Q) What advice do you give your students about developing balance in their lives?
A) We frame our entire theology curriculum in terms of relationship. They talk about tech fasts and self-care. But good sleep habits are probably the hardest. That takes discipline that they’re still learning. Almost all our assignments are submitted online, so they give us time stamps. We can see if a student turned something in at 3 a.m. and ask them about that.
Q) What does play look like for you?
A) I enjoy bouldering, indoor rock climbing that’s not a wall but a lower rock. We just fall on mats. I lift weights. And I like wandering around the city, not knowing where I’m going. All the fun and silly and play are spiritual practices.
Q) What’s your go-to prayer?
A) The Brothers have a Marian devotion. We have a six-decade rosary. I try to say a rosary every day. In that way, the Hail Mary is on repeat in my head.
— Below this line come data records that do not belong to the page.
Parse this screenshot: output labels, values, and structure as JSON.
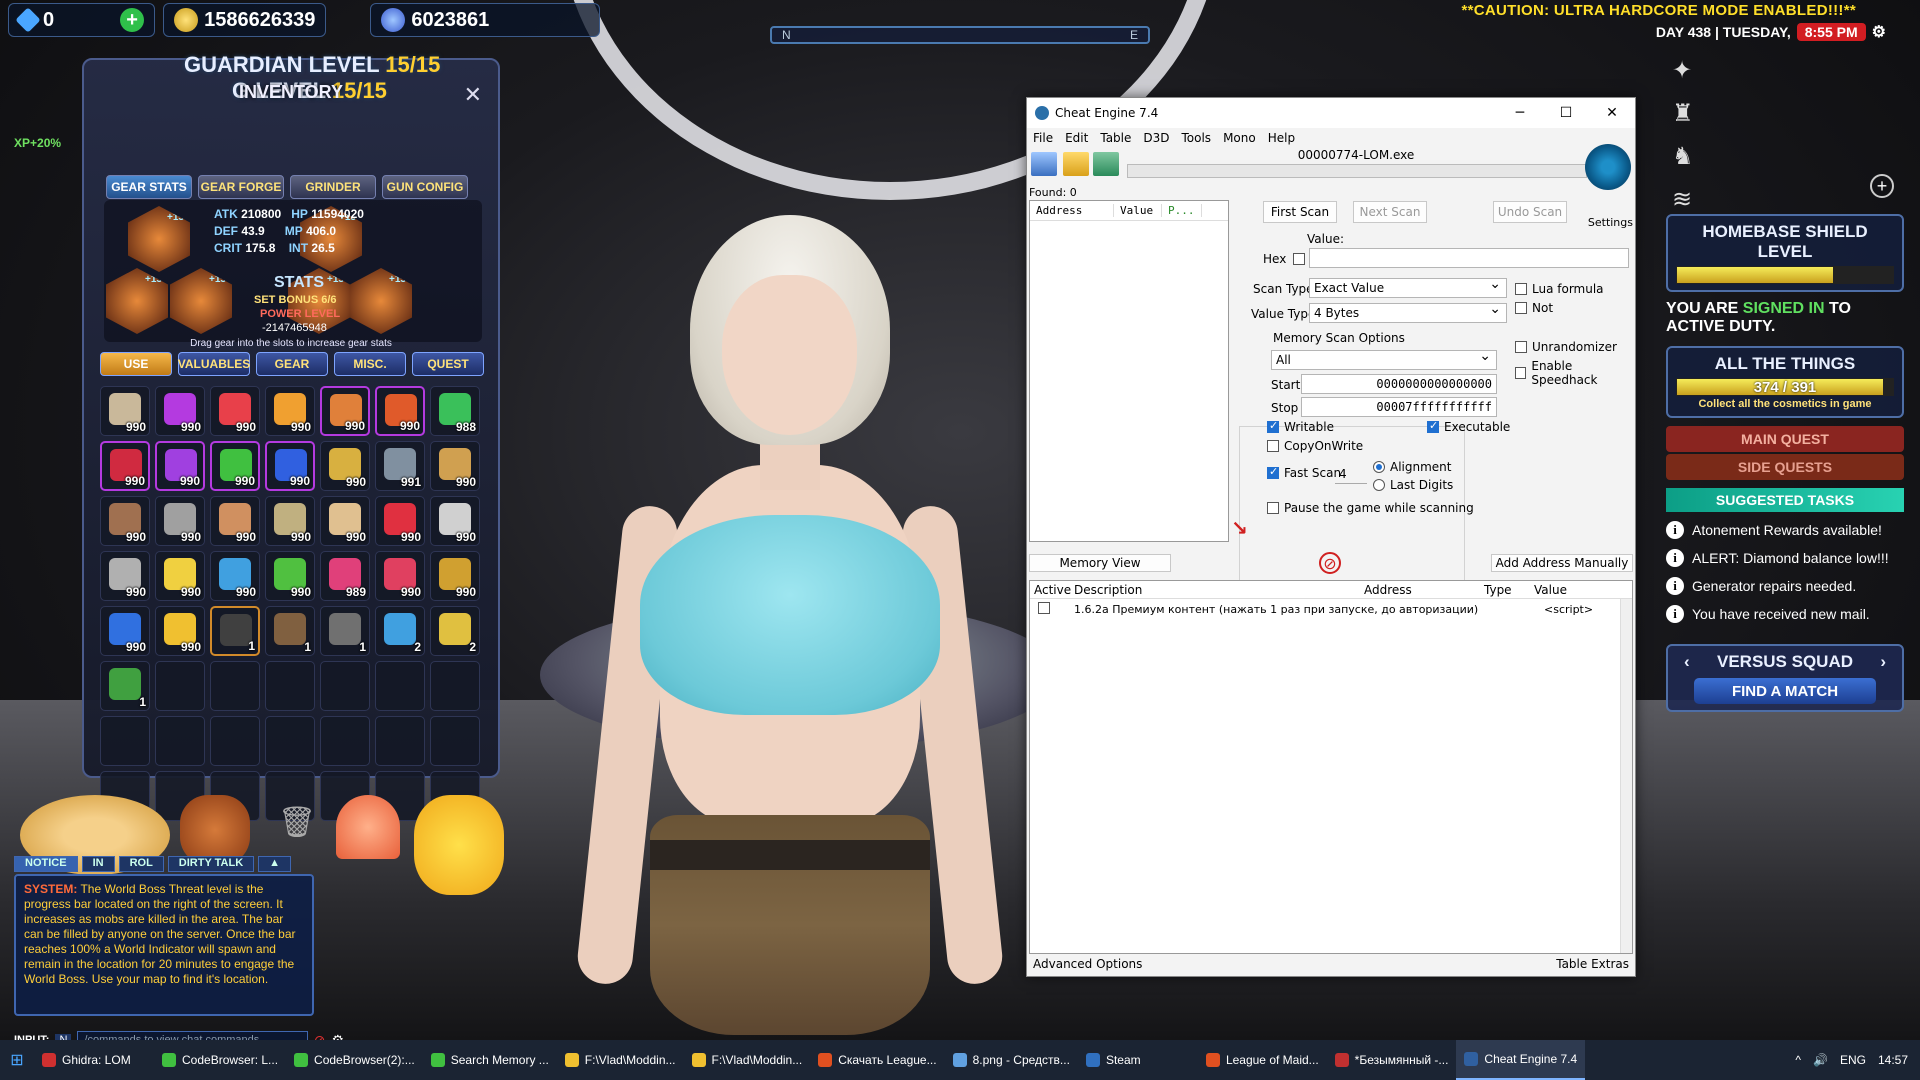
{
  "hud": {
    "gems": "0",
    "gold": "1586626339",
    "diamonds": "6023861",
    "guardian_prefix": "GUARDIAN LEVEL",
    "guardian_level": "15/15",
    "char_level_suffix": "G LEVEL",
    "char_level": "15/15",
    "xp_bonus": "XP+20%",
    "search_bar_left": "N",
    "search_bar_right": "E",
    "caution": "**CAUTION: ULTRA HARDCORE MODE ENABLED!!!**",
    "day": "DAY 438 | TUESDAY,",
    "time": "8:55 PM"
  },
  "inventory": {
    "title": "INVENTORY",
    "tabs": [
      "GEAR STATS",
      "GEAR FORGE",
      "GRINDER",
      "GUN CONFIG"
    ],
    "stats": {
      "atk_label": "ATK",
      "atk": "210800",
      "hp_label": "HP",
      "hp": "11594020",
      "def_label": "DEF",
      "def": "43.9",
      "mp_label": "MP",
      "mp": "406.0",
      "crit_label": "CRIT",
      "crit": "175.8",
      "int_label": "INT",
      "int": "26.5"
    },
    "stats_label": "STATS",
    "set_bonus": "SET BONUS 6/6",
    "power_level_label": "POWER LEVEL",
    "power_level": "-2147465948",
    "drag_hint": "Drag gear into the slots to increase gear stats",
    "gear_badge": "+15",
    "categories": [
      "USE",
      "VALUABLES",
      "GEAR",
      "MISC.",
      "QUEST"
    ],
    "items": [
      {
        "qty": "990",
        "color": "#c9b89a",
        "frame": ""
      },
      {
        "qty": "990",
        "color": "#b43ae0",
        "frame": ""
      },
      {
        "qty": "990",
        "color": "#e8404a",
        "frame": ""
      },
      {
        "qty": "990",
        "color": "#f0a030",
        "frame": ""
      },
      {
        "qty": "990",
        "color": "#e0803a",
        "frame": "purple"
      },
      {
        "qty": "990",
        "color": "#e05a2a",
        "frame": "purple"
      },
      {
        "qty": "988",
        "color": "#3ac05a",
        "frame": ""
      },
      {
        "qty": "990",
        "color": "#d02a40",
        "frame": "purple"
      },
      {
        "qty": "990",
        "color": "#a040e0",
        "frame": "purple"
      },
      {
        "qty": "990",
        "color": "#40c040",
        "frame": "purple"
      },
      {
        "qty": "990",
        "color": "#3060e0",
        "frame": "purple"
      },
      {
        "qty": "990",
        "color": "#d8b040",
        "frame": ""
      },
      {
        "qty": "991",
        "color": "#8090a0",
        "frame": ""
      },
      {
        "qty": "990",
        "color": "#d0a050",
        "frame": ""
      },
      {
        "qty": "990",
        "color": "#a07050",
        "frame": ""
      },
      {
        "qty": "990",
        "color": "#a0a0a0",
        "frame": ""
      },
      {
        "qty": "990",
        "color": "#d09060",
        "frame": ""
      },
      {
        "qty": "990",
        "color": "#c0b080",
        "frame": ""
      },
      {
        "qty": "990",
        "color": "#e0c090",
        "frame": ""
      },
      {
        "qty": "990",
        "color": "#e03040",
        "frame": ""
      },
      {
        "qty": "990",
        "color": "#d0d0d0",
        "frame": ""
      },
      {
        "qty": "990",
        "color": "#b0b0b0",
        "frame": ""
      },
      {
        "qty": "990",
        "color": "#f0d040",
        "frame": ""
      },
      {
        "qty": "990",
        "color": "#40a0e0",
        "frame": ""
      },
      {
        "qty": "990",
        "color": "#50c040",
        "frame": ""
      },
      {
        "qty": "989",
        "color": "#e0407a",
        "frame": ""
      },
      {
        "qty": "990",
        "color": "#e04060",
        "frame": ""
      },
      {
        "qty": "990",
        "color": "#d0a030",
        "frame": ""
      },
      {
        "qty": "990",
        "color": "#3070e0",
        "frame": ""
      },
      {
        "qty": "990",
        "color": "#f0c030",
        "frame": ""
      },
      {
        "qty": "1",
        "color": "#404040",
        "frame": "gold"
      },
      {
        "qty": "1",
        "color": "#806040",
        "frame": ""
      },
      {
        "qty": "1",
        "color": "#707070",
        "frame": ""
      },
      {
        "qty": "2",
        "color": "#40a0e0",
        "frame": ""
      },
      {
        "qty": "2",
        "color": "#e0c040",
        "frame": ""
      },
      {
        "qty": "1",
        "color": "#40a040",
        "frame": ""
      }
    ],
    "empty_slots": 20
  },
  "chat": {
    "tabs": [
      "NOTICE",
      "IN",
      "ROL",
      "DIRTY TALK"
    ],
    "system_label": "SYSTEM:",
    "message": "The World Boss Threat level is the progress bar located on the right of the screen. It increases as mobs are killed in the area. The bar can be filled by anyone on the server. Once the bar reaches 100% a World Indicator will spawn and remain in the location for 20 minutes to engage the World Boss. Use your map to find it's location.",
    "input_label": "INPUT:",
    "input_mode": "N",
    "input_placeholder": "/commands to view chat commands"
  },
  "right_hud": {
    "homebase_title": "HOMEBASE SHIELD LEVEL",
    "homebase_fill": 0.72,
    "duty_pre": "YOU ARE",
    "duty_hl": "SIGNED IN",
    "duty_post": "TO ACTIVE DUTY.",
    "things_title": "ALL THE THINGS",
    "things_progress": "374 / 391",
    "things_fill": 0.956,
    "things_note": "Collect all the cosmetics in game",
    "main_quest": "MAIN QUEST",
    "side_quests": "SIDE QUESTS",
    "suggested": "SUGGESTED TASKS",
    "tasks": [
      "Atonement Rewards available!",
      "ALERT: Diamond balance low!!!",
      "Generator repairs needed.",
      "You have received new mail."
    ],
    "versus": "VERSUS SQUAD",
    "find_match": "FIND A MATCH"
  },
  "cheat_engine": {
    "title": "Cheat Engine 7.4",
    "menu": [
      "File",
      "Edit",
      "Table",
      "D3D",
      "Tools",
      "Mono",
      "Help"
    ],
    "process": "00000774-LOM.exe",
    "found": "Found: 0",
    "list_headers": [
      "Address",
      "Value",
      "P..."
    ],
    "first_scan": "First Scan",
    "next_scan": "Next Scan",
    "undo_scan": "Undo Scan",
    "settings": "Settings",
    "value_label": "Value:",
    "hex_label": "Hex",
    "scan_type_label": "Scan Type",
    "scan_type": "Exact Value",
    "value_type_label": "Value Type",
    "value_type": "4 Bytes",
    "lua_formula": "Lua formula",
    "not_label": "Not",
    "memory_scan_options": "Memory Scan Options",
    "region": "All",
    "start_label": "Start",
    "start": "0000000000000000",
    "stop_label": "Stop",
    "stop": "00007fffffffffff",
    "writable": "Writable",
    "executable": "Executable",
    "copy_on_write": "CopyOnWrite",
    "fast_scan": "Fast Scan",
    "fast_scan_value": "4",
    "alignment": "Alignment",
    "last_digits": "Last Digits",
    "pause": "Pause the game while scanning",
    "unrandomizer": "Unrandomizer",
    "speedhack": "Enable Speedhack",
    "memory_view": "Memory View",
    "add_address": "Add Address Manually",
    "table_headers": [
      "Active",
      "Description",
      "Address",
      "Type",
      "Value"
    ],
    "table_rows": [
      {
        "description": "1.6.2a Премиум контент (нажать 1 раз при запуске, до авторизации)",
        "address": "",
        "type": "",
        "value": "<script>"
      }
    ],
    "advanced_options": "Advanced Options",
    "table_extras": "Table Extras"
  },
  "taskbar": {
    "items": [
      {
        "label": "Ghidra: LOM",
        "color": "#d03030"
      },
      {
        "label": "CodeBrowser: L...",
        "color": "#40c040"
      },
      {
        "label": "CodeBrowser(2):...",
        "color": "#40c040"
      },
      {
        "label": "Search Memory ...",
        "color": "#40c040"
      },
      {
        "label": "F:\\Vlad\\Moddin...",
        "color": "#f0c030"
      },
      {
        "label": "F:\\Vlad\\Moddin...",
        "color": "#f0c030"
      },
      {
        "label": "Скачать League...",
        "color": "#e05020"
      },
      {
        "label": "8.png - Средств...",
        "color": "#60a0e0"
      },
      {
        "label": "Steam",
        "color": "#3070c0"
      },
      {
        "label": "League of Maid...",
        "color": "#e05020"
      },
      {
        "label": "*Безымянный -...",
        "color": "#c03030"
      },
      {
        "label": "Cheat Engine 7.4",
        "color": "#3060a0"
      }
    ],
    "lang": "ENG",
    "clock": "14:57"
  }
}
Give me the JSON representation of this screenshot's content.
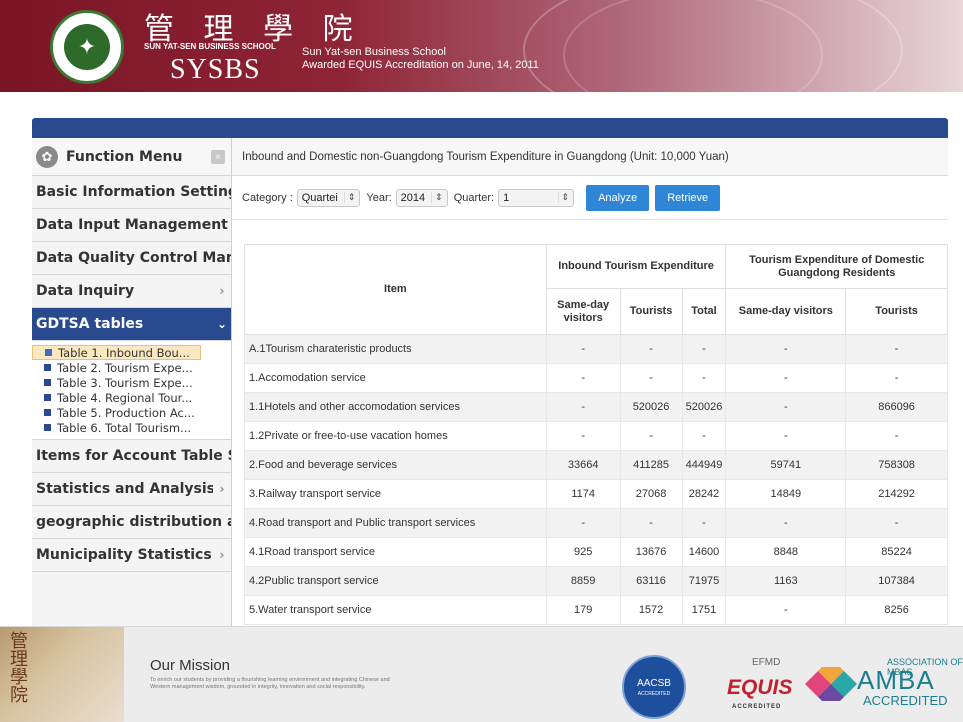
{
  "banner": {
    "cn_title": "管 理 學 院",
    "school_en": "SUN YAT-SEN BUSINESS SCHOOL",
    "abbr": "SYSBS",
    "line1": "Sun Yat-sen Business School",
    "line2": "Awarded EQUIS Accreditation on June, 14, 2011",
    "seal_label": "中山大學"
  },
  "sidebar": {
    "function_menu": "Function Menu",
    "items": [
      {
        "label": "Basic Information Setting",
        "arrow": ""
      },
      {
        "label": "Data Input Management",
        "arrow": ""
      },
      {
        "label": "Data Quality Control Mana",
        "arrow": ""
      },
      {
        "label": "Data Inquiry",
        "arrow": "›"
      },
      {
        "label": "GDTSA tables",
        "arrow": "⌄"
      },
      {
        "label": "Items for Account Table S",
        "arrow": ""
      },
      {
        "label": "Statistics and Analysis",
        "arrow": "›"
      },
      {
        "label": "geographic distribution an",
        "arrow": ""
      },
      {
        "label": "Municipality Statistics",
        "arrow": "›"
      }
    ],
    "submenu": [
      "Table 1. Inbound Bou...",
      "Table 2. Tourism Expe...",
      "Table 3. Tourism Expe...",
      "Table 4. Regional Tour...",
      "Table 5. Production Ac...",
      "Table 6. Total Tourism..."
    ]
  },
  "main": {
    "title": "Inbound and Domestic non-Guangdong Tourism Expenditure in Guangdong (Unit: 10,000 Yuan)",
    "filters": {
      "category_label": "Category :",
      "category_value": "Quartei",
      "year_label": "Year:",
      "year_value": "2014",
      "quarter_label": "Quarter:",
      "quarter_value": "1",
      "analyze": "Analyze",
      "retrieve": "Retrieve"
    },
    "table": {
      "item_header": "Item",
      "group1": "Inbound Tourism Expenditure",
      "group2": "Tourism Expenditure of Domestic Guangdong Residents",
      "sub_headers": [
        "Same-day visitors",
        "Tourists",
        "Total",
        "Same-day visitors",
        "Tourists"
      ],
      "rows": [
        {
          "item": "A.1Tourism charateristic products",
          "c": [
            "-",
            "-",
            "-",
            "-",
            "-"
          ]
        },
        {
          "item": "1.Accomodation service",
          "c": [
            "-",
            "-",
            "-",
            "-",
            "-"
          ]
        },
        {
          "item": "1.1Hotels and other accomodation services",
          "c": [
            "-",
            "520026",
            "520026",
            "-",
            "866096"
          ]
        },
        {
          "item": "1.2Private or free-to-use vacation homes",
          "c": [
            "-",
            "-",
            "-",
            "-",
            "-"
          ]
        },
        {
          "item": "2.Food and beverage services",
          "c": [
            "33664",
            "411285",
            "444949",
            "59741",
            "758308"
          ]
        },
        {
          "item": "3.Railway transport service",
          "c": [
            "1174",
            "27068",
            "28242",
            "14849",
            "214292"
          ]
        },
        {
          "item": "4.Road transport and Public transport services",
          "c": [
            "-",
            "-",
            "-",
            "-",
            "-"
          ]
        },
        {
          "item": "4.1Road transport service",
          "c": [
            "925",
            "13676",
            "14600",
            "8848",
            "85224"
          ]
        },
        {
          "item": "4.2Public transport service",
          "c": [
            "8859",
            "63116",
            "71975",
            "1163",
            "107384"
          ]
        },
        {
          "item": "5.Water transport service",
          "c": [
            "179",
            "1572",
            "1751",
            "-",
            "8256"
          ]
        }
      ]
    }
  },
  "footer": {
    "mission_title": "Our Mission",
    "mission_text": "To enrich our students by providing a flourishing learning environment and integrating Chinese and Western management wisdom, grounded in integrity, innovation and social responsibility.",
    "photo_text": "管理學院",
    "aacsb": "AACSB",
    "aacsb_sub": "ACCREDITED",
    "efmd": "EFMD",
    "equis": "EQUIS",
    "equis_sub": "ACCREDITED",
    "amba_assoc": "ASSOCIATION OF MBAS",
    "amba": "AMBA",
    "amba_sub": "ACCREDITED",
    "colors": {
      "aacsb_blue": "#1d4f9c",
      "equis_red": "#c1202d",
      "amba_teal": "#1c7e8e"
    }
  }
}
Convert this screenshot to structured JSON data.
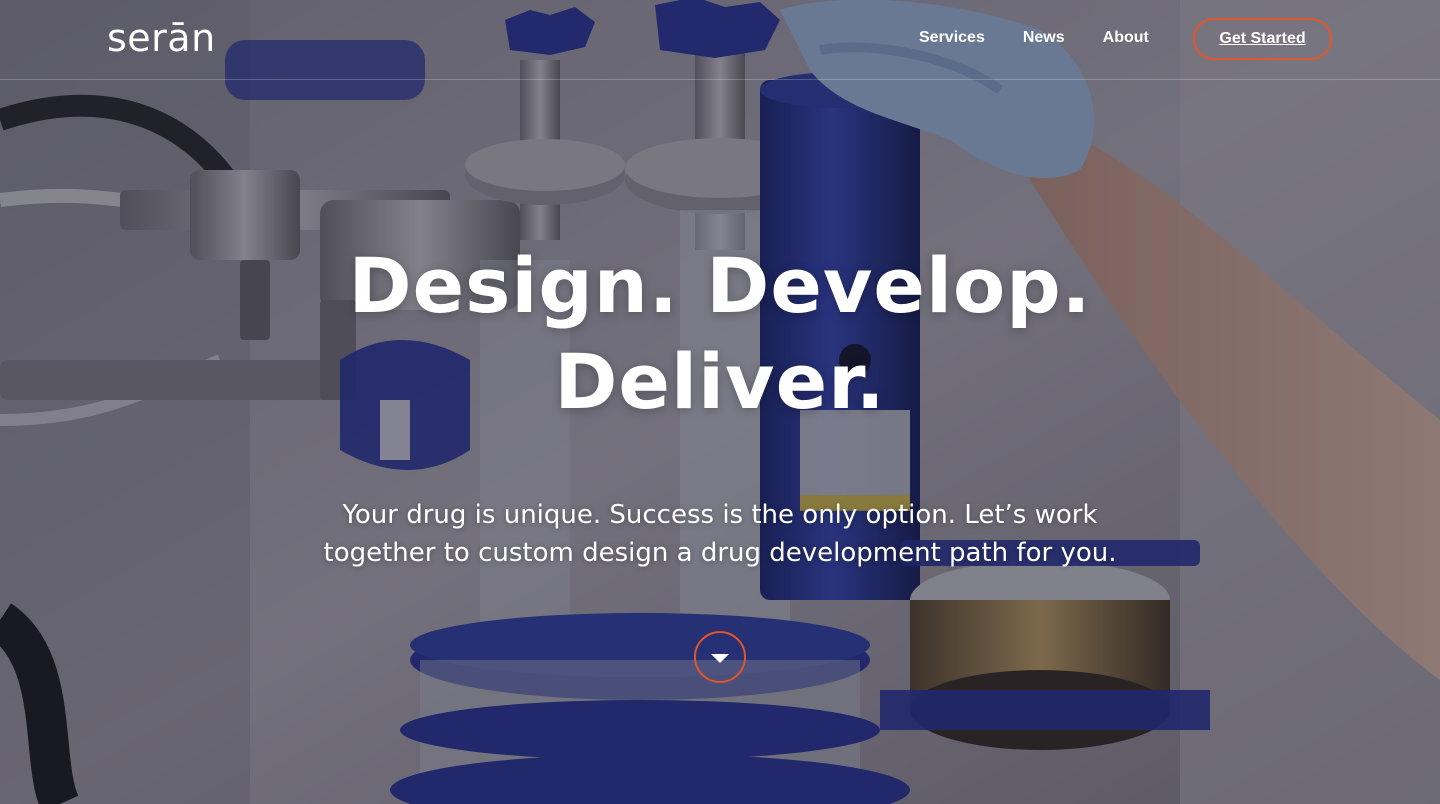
{
  "header": {
    "logo_text": "serān",
    "nav": [
      {
        "label": "Services"
      },
      {
        "label": "News"
      },
      {
        "label": "About"
      }
    ],
    "cta_label": "Get Started"
  },
  "hero": {
    "title_line1": "Design. Develop.",
    "title_line2": "Deliver.",
    "subtitle_line1": "Your drug is unique. Success is the only option.  Let’s work",
    "subtitle_line2": "together to custom design a drug development path for you.",
    "scroll_icon": "chevron-down-icon"
  },
  "colors": {
    "accent_orange": "#e0562a",
    "logo_accent_blue": "#2aa7e0",
    "equipment_blue": "#2f3fa0"
  }
}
If I’m walking around the classroom, observing the students doing work, I’ll pull out my rosary and pray it. It helps me be more present, rather than going to do some of my own work at my desk, and it’s a good witness to them.
Q Do you feel the impact?
A) Yeah, especially when I attach it to an examination of conscience or a series of intentions. If we can’t completely get rid of the noise in our lives, tuning it out with something positive is the next best thing.